- Born: 15th century
- Died: 1508 Rome
- Noble family: Palaiologos (?)
- Father: Andreas Palaiologos (?)
- Mother: Caterina (?)

= Constantine Palaiologos (Papal Guard) =

Greek noble and soldier

Constantine Palaiologos or Palaeologus (Κωνσταντῖνος Παλαιολόγος; died 1508) was a 16th-century noble of Greek descent who served as a soldier in Italy. By the time of his death in 1508, he served the Papal States, having risen through the ranks to become the commander of the Papal Guard.
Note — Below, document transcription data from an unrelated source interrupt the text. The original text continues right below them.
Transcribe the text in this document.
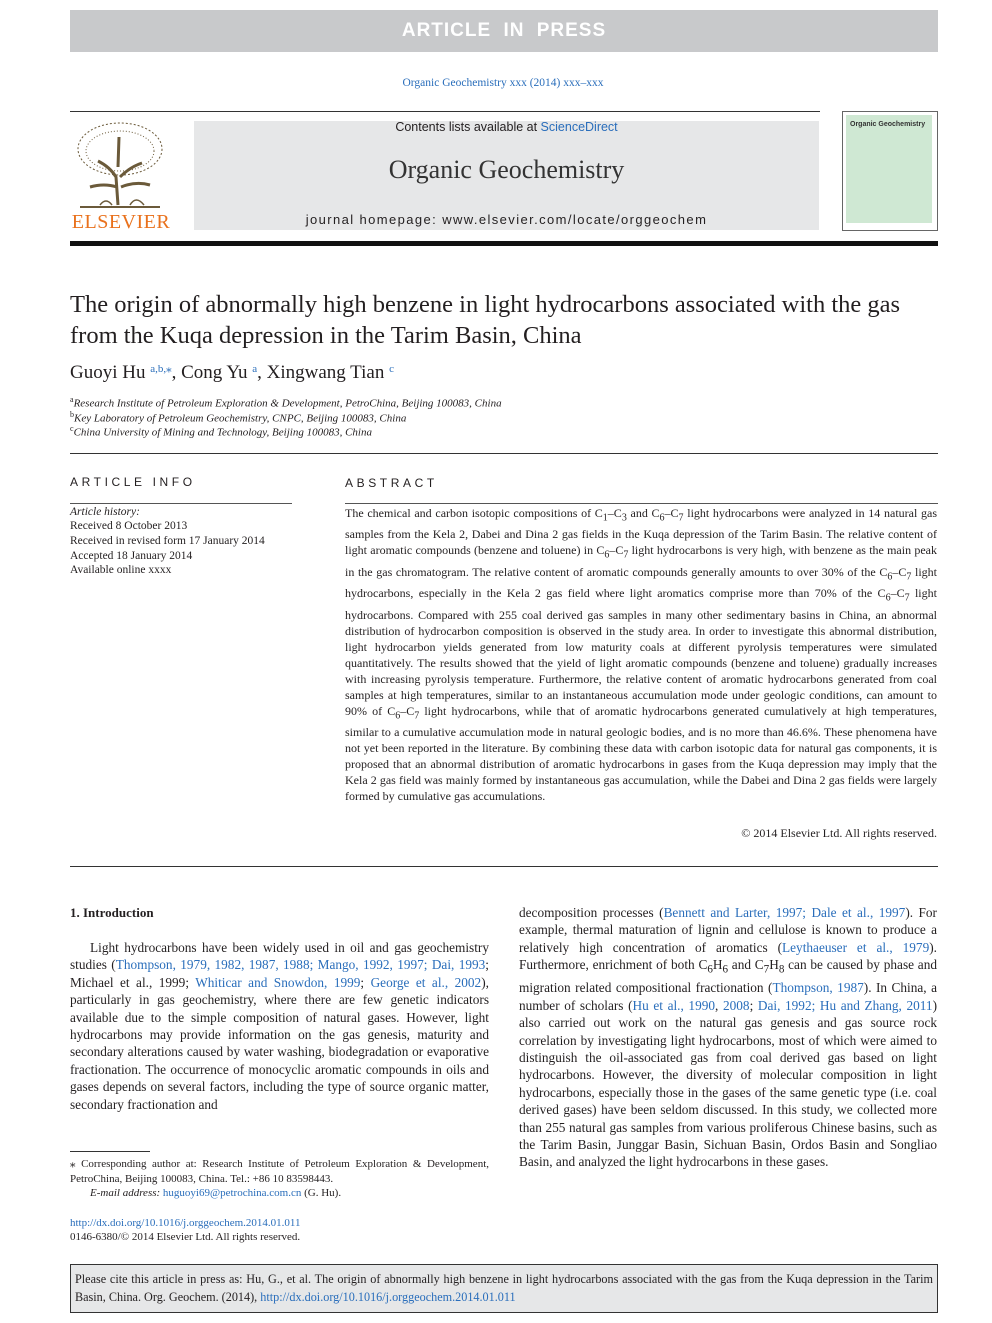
ARTICLE IN PRESS
Organic Geochemistry xxx (2014) xxx–xxx
ELSEVIER
Contents lists available at ScienceDirect
Organic Geochemistry
journal homepage: www.elsevier.com/locate/orggeochem
Organic Geochemistry
The origin of abnormally high benzene in light hydrocarbons associated with the gas from the Kuqa depression in the Tarim Basin, China
Guoyi Hu $^{a,b,⁎}$, Cong Yu $^a$, Xingwang Tian $^c$
$^a$Research Institute of Petroleum Exploration & Development, PetroChina, Beijing 100083, China
$^b$Key Laboratory of Petroleum Geochemistry, CNPC, Beijing 100083, China
$^c$China University of Mining and Technology, Beijing 100083, China
ARTICLE INFO
Article history:
Received 8 October 2013
Received in revised form 17 January 2014
Accepted 18 January 2014
Available online xxxx
ABSTRACT
The chemical and carbon isotopic compositions of $C_1-C_3$ and $C_6-C_7$ light hydrocarbons were analyzed in 14 natural gas samples from the Kela 2, Dabei and Dina 2 gas fields in the Kuqa depression of the Tarim Basin. The relative content of light aromatic compounds (benzene and toluene) in $C_6-C_7$ light hydrocarbons is very high, with benzene as the main peak in the gas chromatogram. The relative content of aromatic compounds generally amounts to over 30% of the $C_6-C_7$ light hydrocarbons, especially in the Kela 2 gas field where light aromatics comprise more than 70% of the $C_6-C_7$ light hydrocarbons. Compared with 255 coal derived gas samples in many other sedimentary basins in China, an abnormal distribution of hydrocarbon composition is observed in the study area. In order to investigate this abnormal distribution, light hydrocarbon yields generated from low maturity coals at different pyrolysis temperatures were simulated quantitatively. The results showed that the yield of light aromatic compounds (benzene and toluene) gradually increases with increasing pyrolysis temperature. Furthermore, the relative content of aromatic hydrocarbons generated from coal samples at high temperatures, similar to an instantaneous accumulation mode under geologic conditions, can amount to 90% of $C_6-C_7$ light hydrocarbons, while that of aromatic hydrocarbons generated cumulatively at high temperatures, similar to a cumulative accumulation mode in natural geologic bodies, and is no more than 46.6%. These phenomena have not yet been reported in the literature. By combining these data with carbon isotopic data for natural gas components, it is proposed that an abnormal distribution of aromatic hydrocarbons in gases from the Kuqa depression may imply that the Kela 2 gas field was mainly formed by instantaneous gas accumulation, while the Dabei and Dina 2 gas fields were largely formed by cumulative gas accumulations.
© 2014 Elsevier Ltd. All rights reserved.
1. Introduction
Light hydrocarbons have been widely used in oil and gas geochemistry studies (Thompson, 1979, 1982, 1987, 1988; Mango, 1992, 1997; Dai, 1993; Michael et al., 1999; Whiticar and Snowdon, 1999; George et al., 2002), particularly in gas geochemistry, where there are few genetic indicators available due to the simple composition of natural gases. However, light hydrocarbons may provide information on the gas genesis, maturity and secondary alterations caused by water washing, biodegradation or evaporative fractionation. The occurrence of monocyclic aromatic compounds in oils and gases depends on several factors, including the type of source organic matter, secondary fractionation and
decomposition processes (Bennett and Larter, 1997; Dale et al., 1997). For example, thermal maturation of lignin and cellulose is known to produce a relatively high concentration of aromatics (Leythaeuser et al., 1979). Furthermore, enrichment of both $C_6H_6$ and $C_7H_8$ can be caused by phase and migration related compositional fractionation (Thompson, 1987). In China, a number of scholars (Hu et al., 1990, 2008; Dai, 1992; Hu and Zhang, 2011) also carried out work on the natural gas genesis and gas source rock correlation by investigating light hydrocarbons, most of which were aimed to distinguish the oil-associated gas from coal derived gas based on light hydrocarbons. However, the diversity of molecular composition in light hydrocarbons, especially those in the gases of the same genetic type (i.e. coal derived gases) have been seldom discussed. In this study, we collected more than 255 natural gas samples from various proliferous Chinese basins, such as the Tarim Basin, Junggar Basin, Sichuan Basin, Ordos Basin and Songliao Basin, and analyzed the light hydrocarbons in these gases.
⁎ Corresponding author at: Research Institute of Petroleum Exploration & Development, PetroChina, Beijing 100083, China. Tel.: +86 10 83598443.
E-mail address: huguoyi69@petrochina.com.cn (G. Hu).
http://dx.doi.org/10.1016/j.orggeochem.2014.01.011
0146-6380/© 2014 Elsevier Ltd. All rights reserved.
Please cite this article in press as: Hu, G., et al. The origin of abnormally high benzene in light hydrocarbons associated with the gas from the Kuqa depression in the Tarim Basin, China. Org. Geochem. (2014), http://dx.doi.org/10.1016/j.orggeochem.2014.01.011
There are no primary sources that can confirm his parentage or possible connections to the Palaiologos dynasty, the final ruling family of the Byzantine Empire (which they ruled 1259/1261–1453). In 1965, British historian Steven Runciman identified Constantine as the son of Andreas Palaiologos, a nephew of the final Byzantine emperor (and Constantine's namesake) Constantine XI Palaiologos. Andreas, otherwise commonly believed not to have left any descendants, died poor in Rome in 1502. Runciman referred to Constantine as "handsome but worthless". In 1980, Runciman was no longer as confident in Constantine's parentage, writing that Andreas "was said to have left a son called Constantine". British historian Donald Nicol also believed Constantine to have been a son of Andreas, as does genealogist Peter Mallat. It is possible that he can be identified with a "Constantinus de Morea", mentioned as the receiver of a pension by Pope Innocent VIII (1484–1492).
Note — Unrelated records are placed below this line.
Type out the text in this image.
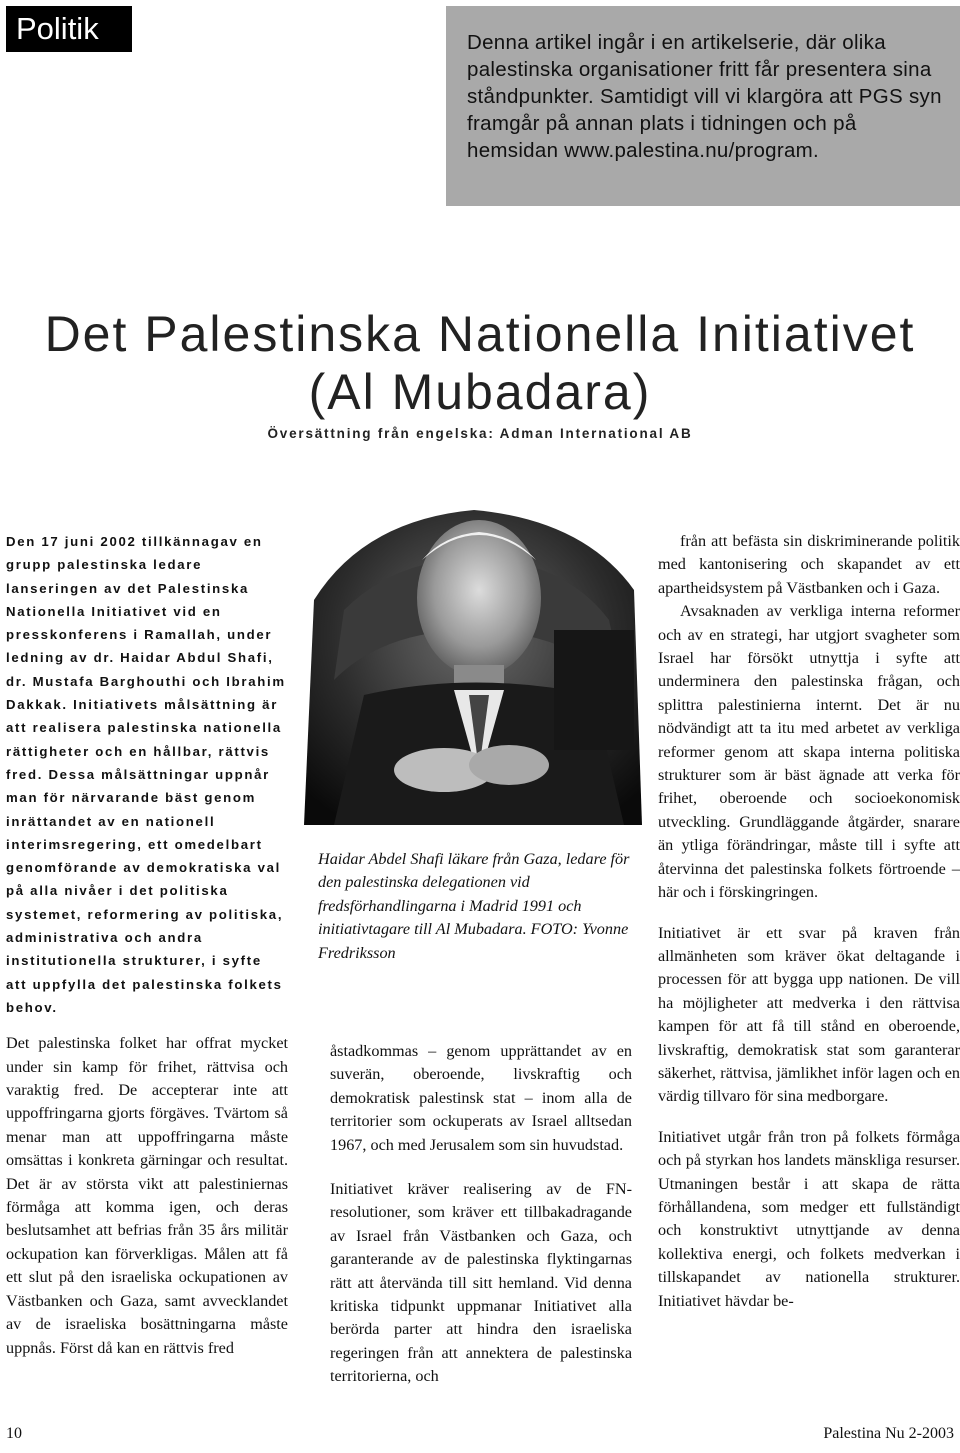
Politik	Denna artikel ingår i en artikelserie, där olika palestinska organisationer fritt får presentera sina ståndpunkter. Samtidigt vill vi klargöra att PGS syn framgår på annan plats i tidningen och på hemsidan www.palestina.nu/program.
Det Palestinska Nationella Initiativet
(Al Mubadara)
Översättning från engelska: Adman International AB

Den 17 juni 2002 tillkännagav en grupp palestinska ledare lanseringen av det Palestinska Nationella Initiativet vid en presskonferens i Ramallah, under ledning av dr. Haidar Abdul Shafi, dr. Mustafa Barghouthi och Ibrahim Dakkak. Initiativets målsättning är att realisera palestinska nationella rättigheter och en hållbar, rättvis fred. Dessa målsättningar uppnår man för närvarande bäst genom inrättandet av en nationell interimsregering, ett omedelbart genomförande av demokratiska val på alla nivåer i det politiska systemet, reformering av politiska, administrativa och andra institutionella strukturer, i syfte att uppfylla det palestinska folkets behov.

Det palestinska folket har offrat mycket under sin kamp för frihet, rättvisa och varaktig fred. De accepterar inte att uppoffringarna gjorts förgäves. Tvärtom så menar man att uppoffringarna måste omsättas i konkreta gärningar och resultat. Det är av största vikt att palestiniernas förmåga att komma igen, och deras beslutsamhet att befrias från 35 års militär ockupation kan förverkligas. Målen att få ett slut på den israeliska ockupationen av Västbanken och Gaza, samt avvecklandet av de israeliska bosättningarna måste uppnås. Först då kan en rättvis fred

Haidar Abdel Shafi läkare från Gaza, ledare för den palestinska delegationen vid fredsförhandlingarna i Madrid 1991 och initiativtagare till Al Mubadara. FOTO: Yvonne Fredriksson

åstadkommas – genom upprättandet av en suverän, oberoende, livskraftig och demokratisk palestinsk stat – inom alla de territorier som ockuperats av Israel alltsedan 1967, och med Jerusalem som sin huvudstad.

Initiativet kräver realisering av de FN-resolutioner, som kräver ett tillbakadragande av Israel från Västbanken och Gaza, och garanterande av de palestinska flyktingarnas rätt att återvända till sitt hemland. Vid denna kritiska tidpunkt uppmanar Initiativet alla berörda parter att hindra den israeliska regeringen från att annektera de palestinska territorierna, och

från att befästa sin diskriminerande politik med kantonisering och skapandet av ett apartheidsystem på Västbanken och i Gaza.

Avsaknaden av verkliga interna reformer och av en strategi, har utgjort svagheter som Israel har försökt utnyttja i syfte att underminera den palestinska frågan, och splittra palestinierna internt. Det är nu nödvändigt att ta itu med arbetet av verkliga reformer genom att skapa interna politiska strukturer som är bäst ägnade att verka för frihet, oberoende och socioekonomisk utveckling. Grundläggande åtgärder, snarare än ytliga förändringar, måste till i syfte att återvinna det palestinska folkets förtroende – här och i förskingringen.

Initiativet är ett svar på kraven från allmänheten som kräver ökat deltagande i processen för att bygga upp nationen. De vill ha möjligheter att medverka i den rättvisa kampen för att få till stånd en oberoende, livskraftig, demokratisk stat som garanterar säkerhet, rättvisa, jämlikhet inför lagen och en värdig tillvaro för sina medborgare.

Initiativet utgår från tron på folkets förmåga och på styrkan hos landets mänskliga resurser. Utmaningen består i att skapa de rätta förhållandena, som medger ett fullständigt och konstruktivt utnyttjande av denna kollektiva energi, och folkets medverkan i tillskapandet av nationella strukturer. Initiativet hävdar be-

10	Palestina Nu 2-2003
Constantine died in obscurity and he is not known to have had any children. The known members of the Imperial Palaiologos dynasty were rendered extinct shortly thereafter with the deaths of Andreas's brother Manuel Palaiologos in the reign of the Ottoman sultan Bayezid II (r. 1481–1512) and the death of Manuel's son Andreas in the reign of sultan Suleiman the Magnificent (1520–1566). British historian Russell Foster considered Constantine a suitable end to the line of Roman emperors, writing:

Andreas' only son, Constantine Palaiologos, the last male heir of the Roman Imperial line traceable back to Julius Caesar, died in 1508 as a common soldier in Rome – a fitting end to fifteen centuries of Roman Imperators.